El amor, que conduce al matrimonio y a la familia, puede ser también un camino divino, vocacional, maravilloso, cauce para una completa dedicación a nuestro Dios. Realizad las cosas con perfección, os he recordado, poned amor en las pequeñas actividades de la jornada, descubrid —insisto— ese algo divino que en los detalles se encierra: toda esta doctrina encuentra especial lugar en el espacio vital, en el que se encuadra el amor humano.

Ya lo sabéis, profesores, alumnos, y todos los que dedicáis vuestro quehacer a la Universidad de Navarra: he encomendado vuestros amores a Santa María, Madre del Amor Hermoso. Y ahí tenéis la ermita que hemos construido con devoción, en el campus universitario, para que recoja vuestras oraciones y la oblación de ese estupendo y limpio amor, que Ella bendice.

¿No sabíais que vuestro cuerpo es templo del Espíritu Santo, que habéis recibido de Dios, y que no os pertenecéis? (1 Cor 6, 19). ¡Cuántas veces, ante la imagen de la Virgen Santa, de la Madre del Amor Hermoso, responderéis con una afirmación gozosa a la pregunta del Apóstol!: Sí, lo sabemos y queremos vivirlo con tu ayuda poderosa, oh Virgen Madre de Dios.

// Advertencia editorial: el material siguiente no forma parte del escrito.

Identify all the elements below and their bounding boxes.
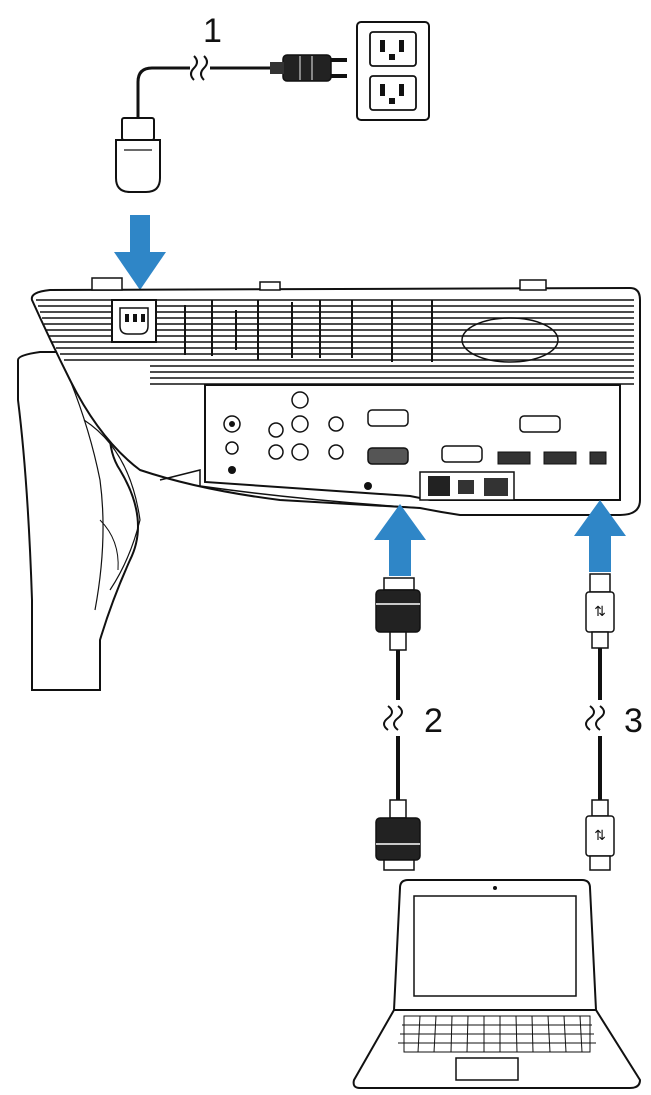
callout-1: 1 — [203, 12, 222, 50]
arrow-up-icon — [574, 500, 626, 572]
keyboard — [398, 1015, 596, 1053]
power-inlet — [111, 299, 157, 343]
io-port-panel — [204, 384, 621, 501]
usb-connector-top-icon: ⇅ — [585, 573, 615, 649]
arrow-up-icon — [374, 504, 426, 576]
laptop — [352, 879, 642, 1089]
cable-break-icon — [190, 55, 208, 81]
projector — [17, 277, 641, 691]
cable-break-icon — [383, 705, 403, 731]
usb-connector-bottom-icon: ⇅ — [585, 799, 615, 871]
wall-outlet — [356, 21, 430, 121]
vga-cable-assembly: 2 — [374, 504, 443, 871]
arrow-down-icon — [114, 215, 166, 290]
svg-text:⇅: ⇅ — [594, 828, 606, 844]
power-plug-icon — [270, 54, 347, 82]
iec-connector-icon — [115, 117, 161, 193]
usb-cable-assembly: ⇅ ⇅ 3 — [574, 500, 643, 871]
touchpad — [455, 1057, 519, 1081]
callout-3: 3 — [624, 702, 643, 740]
callout-2: 2 — [424, 702, 443, 740]
cable-break-icon — [585, 705, 605, 731]
vga-connector-bottom-icon — [375, 799, 421, 871]
power-cable-assembly: 1 — [115, 12, 430, 193]
svg-text:⇅: ⇅ — [594, 604, 606, 620]
vga-connector-top-icon — [375, 577, 421, 651]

La oración contemplativa surgirá en vosotros cada vez que meditéis en esta realidad impresionante: algo tan material como mi cuerpo ha sido elegido por el Espíritu Santo para establecer su morada..., ya no me pertenezco..., mi cuerpo y mi alma —mi ser entero— son de Dios... Y esta oración será rica en resultados prácticos, derivados de la gran consecuencia que el mismo Apóstol propone: glorificad a Dios en vuestro cuerpo (1 Cor 6, 20).

Por otra parte, no podéis desconocer que sólo entre los que comprenden y valoran en toda su profundidad cuanto acabamos de considerar acerca del amor humano, puede surgir esa otra comprensión inefable de la que hablará Jesús (Cfr. Mt 19, 11), que es un puro don de Dios y que impulsa a entregar el cuerpo y el alma al Señor, a ofrecerle el corazón indiviso, sin la mediación del amor terreno.

Debo terminar ya, hijos míos. Os dije al comienzo que mi palabra querría anunciaros algo de la grandeza y de la misericordia de Dios. Pienso haberlo cumplido, al hablaros de vivir santamente la vida ordinaria: porque una vida santa en medio de la realidad secular —sin ruido, con sencillez, con veracidad—, ¿no es hoy acaso la manifestación más conmovedora de las magnalia Dei (Eccli 18, 4), de esas portentosas misericordias que Dios ha ejercido siempre, y no deja de ejercer, para salvar al mundo?

Ahora os pido con el salmista que os unáis a mi oración y a mi alabanza: magnificate Dominum mecum, et extollamus nomen eius simul (Ps 33, 4); engrandeced al Señor conmigo, y ensalcemos su nombre todos juntos. Es decir, hijos míos, vivamos de fe.

Tomemos el escudo de la fe, el casco de salvación y la espada del espíritu que es la Palabra de Dios. Así nos anima el Apóstol San Pablo en la epístola a los de Efeso (Ephes 6, 11 y ss.), que hace unos momentos se proclamaba litúrgicamente.

Fe, virtud que tanto necesitamos los cristianos, de modo especial en este año de la fe que ha promulgado nuestro amadísimo Santo Padre el Papa Paulo VI: porque, sin la fe, falta el fundamento mismo para la santificación de la vida ordinaria.

Fe viva en estos momentos, porque nos acercamos al mysterium fidei (1 Tim 3, 9), a la Sagrada Eucaristía; porque vamos a participar en esta Pascua del Señor, que resume y realiza las misericordias de Dios con los hombres.

Fe, hijos míos, para confesar que, dentro de unos instantes, sobre este ara, va a renovarse la obra de nuestra Redención (Secreta del domingo IX después de Pentecostés). Fe, para saborear el Credo y experimentar, en torno a este altar y en esta Asamblea, la presencia de Cristo, que nos hace cor unum et anima una (Act 4, 3), un solo corazón y una sola alma; y nos convierte en familia, en Iglesia, una, santa, católica, apostólica y romana, que para nosotros es tanto como universal.

Fe, finalmente, hijas e hijos queridísimos, para demostrar al mundo que todo esto no son ceremonias y palabras, sino una realidad divina, al presentar a los hombres el testimonio de una vida ordinaria santificada, en el Nombre del Padre y del Hijo y del Espíritu Santo y de Santa María.